Imbauan tersebut disampaikan Ketua KPU Hasyim Asy’ari seusai menghadiri pelantikan Sekretaris Jenderal Bawaslu di Hotel Sultan, Jalan Gatot Subroto, Bendungan Hilir, Jakarta Selatan.
“Di UU Pemilu kan sudah jelas ada aturan menggunakan instrumental SARA kalau dalam bahasa UU, atau (bisa disebut) politik identitas sebagai sarana atau alat untuk mensosialisasikan diri atau mengkampanyekan diri, itu kan dilarang UU,” ujar Hasyim sesuai UU 7/2017 tentang Pemilu sebagaimana dikutip dari Kantor Berita Politik RMOL pada Jumat (17/2).
Dalam penuturannya, Hasyim meminta Bawaslu untuk segera bertindak jika menemukan sosialisasi bermuatan politik identitas atau SARA.
“Kalau ada seperti ini, saya rasa teman-teman Bawaslu bisa memberikan teguran atau peringatan melalui surat peringatan, bahwa yang begitu enggak boleh atau dilarang Undang-undang,” sambungnya.
Hasyim juga menjelaskan terkait pelaksanaan teknis sosialisasi pemilu yang tetap menggunakan Peraturan KPU (PKPU) 33/2018 tentang Kampanye beserta sanksi pelanggarannya.
“Secara substantif atau normatif, Peraturan KPU 33/2018, terutama (tentang Pasal Sosialisasi) yang saya sebutkan tadi, khusus tentang pengaturan sosialisasi partai politik setelah penetapan sebagai peserta pemilu, di Pasal 25 itu masih cukup dan relevan,” katanya.

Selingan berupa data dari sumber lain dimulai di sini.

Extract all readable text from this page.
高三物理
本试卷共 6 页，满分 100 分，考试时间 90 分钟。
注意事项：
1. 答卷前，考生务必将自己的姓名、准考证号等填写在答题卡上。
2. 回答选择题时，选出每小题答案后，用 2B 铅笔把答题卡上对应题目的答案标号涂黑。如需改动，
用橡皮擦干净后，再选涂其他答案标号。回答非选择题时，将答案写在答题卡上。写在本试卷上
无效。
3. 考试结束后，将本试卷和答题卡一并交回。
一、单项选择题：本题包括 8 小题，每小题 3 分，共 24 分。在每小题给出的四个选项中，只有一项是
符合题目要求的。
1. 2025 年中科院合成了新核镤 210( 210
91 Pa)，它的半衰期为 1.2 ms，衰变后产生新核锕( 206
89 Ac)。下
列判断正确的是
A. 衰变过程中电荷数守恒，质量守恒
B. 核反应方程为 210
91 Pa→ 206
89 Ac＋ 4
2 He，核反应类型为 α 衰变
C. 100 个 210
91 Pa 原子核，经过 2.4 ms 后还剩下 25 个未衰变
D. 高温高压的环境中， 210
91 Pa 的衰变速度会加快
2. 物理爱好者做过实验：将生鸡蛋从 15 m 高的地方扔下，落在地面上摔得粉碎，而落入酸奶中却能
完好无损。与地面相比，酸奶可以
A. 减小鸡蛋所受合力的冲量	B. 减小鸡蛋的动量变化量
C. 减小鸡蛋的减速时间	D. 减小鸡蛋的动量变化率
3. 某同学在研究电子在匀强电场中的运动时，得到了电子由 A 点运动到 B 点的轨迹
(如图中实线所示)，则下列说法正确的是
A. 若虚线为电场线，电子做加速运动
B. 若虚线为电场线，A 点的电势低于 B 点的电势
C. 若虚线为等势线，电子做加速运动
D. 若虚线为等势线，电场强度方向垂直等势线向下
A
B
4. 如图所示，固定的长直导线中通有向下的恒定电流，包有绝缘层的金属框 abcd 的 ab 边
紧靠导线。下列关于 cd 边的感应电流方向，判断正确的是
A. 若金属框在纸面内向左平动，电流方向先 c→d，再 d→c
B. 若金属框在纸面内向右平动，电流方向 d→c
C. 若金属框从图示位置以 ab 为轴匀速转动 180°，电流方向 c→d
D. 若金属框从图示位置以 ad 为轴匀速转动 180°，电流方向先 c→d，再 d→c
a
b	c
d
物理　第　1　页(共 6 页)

Adapun bunyi dari Pasal 25 ayat (2) PKPU 33/2018 sebagai berikut:
(2) Partai Politik sebagaimana dimaksud pada ayat (1) dapat melakukan sosialisasi dan pendidikan politik di internal Partai Politik, dengan metode: a. pemasangan bendera Partai Politik Peserta Pemilu dan nomor urutnya; dan b. pertemuan terbatas, dengan memberitahukan secara tertulis kepada KPU dan Bawaslu paling lambat 1 (satu) hari sebelum kegiatan dilaksanakan.